Blindsight appears to challenge the idea that we know what's going on in our minds and what motivates our behaviour, and it can therefore be seen as evidence in favour of some variety of epiphenomenalism. The experiments which reveal it can perhaps be seen as related to others which show that subliminal or unnoticed details can nevertheless influence our subsequent behaviour, as can post-hypnotic suggestions or information given only to one side of a 'split-brain' patient. A striking fact about all these cases is the patient's failure to be aware of what is going on. They may say they are acting at random, or they may invent reasons for their behaviour after the fact. This does suggest that we do less by way of controlling our behaviour than we think, and more by way of rationalising it.
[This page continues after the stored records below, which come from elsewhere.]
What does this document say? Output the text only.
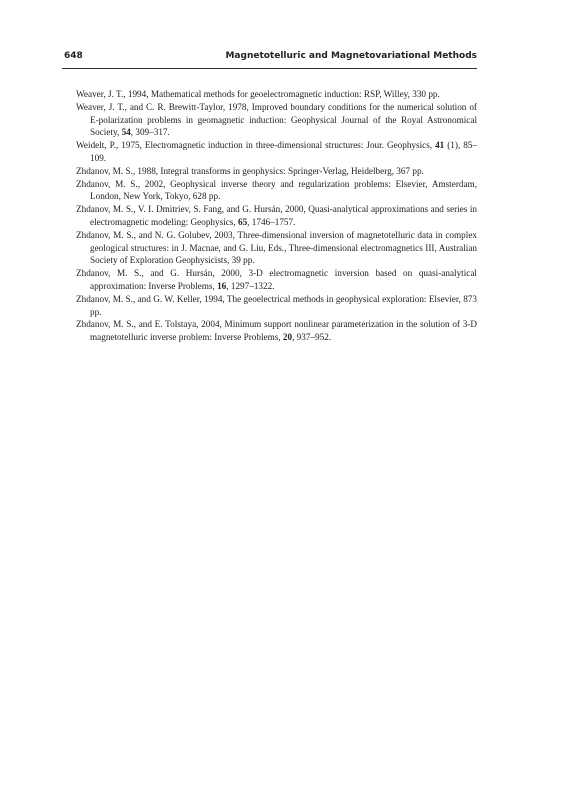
648	Magnetotelluric and Magnetovariational Methods
Weaver, J. T., 1994, Mathematical methods for geoelectromagnetic induction: RSP, Willey, 330 pp.
Weaver, J. T., and C. R. Brewitt-Taylor, 1978, Improved boundary conditions for the numerical solution of E-polarization problems in geomagnetic induction: Geophysical Journal of the Royal Astronomical Society, 54, 309–317.
Weidelt, P., 1975, Electromagnetic induction in three-dimensional structures: Jour. Geophysics, 41 (1), 85–109.
Zhdanov, M. S., 1988, Integral transforms in geophysics: Springer-Verlag, Heidelberg, 367 pp.
Zhdanov, M. S., 2002, Geophysical inverse theory and regularization problems: Elsevier, Amsterdam, London, New York, Tokyo, 628 pp.
Zhdanov, M. S., V. I. Dmitriev, S. Fang, and G. Hursán, 2000, Quasi-analytical approximations and series in electromagnetic modeling: Geophysics, 65, 1746–1757.
Zhdanov, M. S., and N. G. Golubev, 2003, Three-dimensional inversion of magnetotelluric data in complex geological structures: in J. Macnae, and G. Liu, Eds., Three-dimensional electromagnetics III, Australian Society of Exploration Geophysicists, 39 pp.
Zhdanov, M. S., and G. Hursán, 2000, 3-D electromagnetic inversion based on quasi-analytical approximation: Inverse Problems, 16, 1297–1322.
Zhdanov, M. S., and G. W. Keller, 1994, The geoelectrical methods in geophysical exploration: Elsevier, 873 pp.
Zhdanov, M. S., and E. Tolstaya, 2004, Minimum support nonlinear parameterization in the solution of 3-D magnetotelluric inverse problem: Inverse Problems, 20, 937–952.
Ramachandran has suggested that blindsight arises from the fact that there are two pathways from the eye into the brain - one to the cortex, assumed to be the home of consciousness, one to the 'older' instinctive parts. It's conceivable that blindsight represents survival of the 'old' pathway after destruction of the 'new' one to conscious functions. But this solution would be specific to vision.

A more general explanation might come from the idea that perception involves distributed activity in several different parts of the brain. Suppose, let's say, that seeing object A over there involves the activation of neurons (or neural groups) 1, 3, 7, and 9. Now suppose that the residual pathways of vision, the subliminal stimulus, the post-hypnotic suggestion, or whatever, are enough to activate 1 and 3, but not 7 or 9. As a result, there is no conscious experience of object A. But when it comes to pointing at random, or choosing what to do next, the fact that 1 and 3 are still 'reverberating' from the earlier stimulus predisposes us towards the choice of A over there, rather than say, B down there which would require activation of 2, 4, 6 and 8.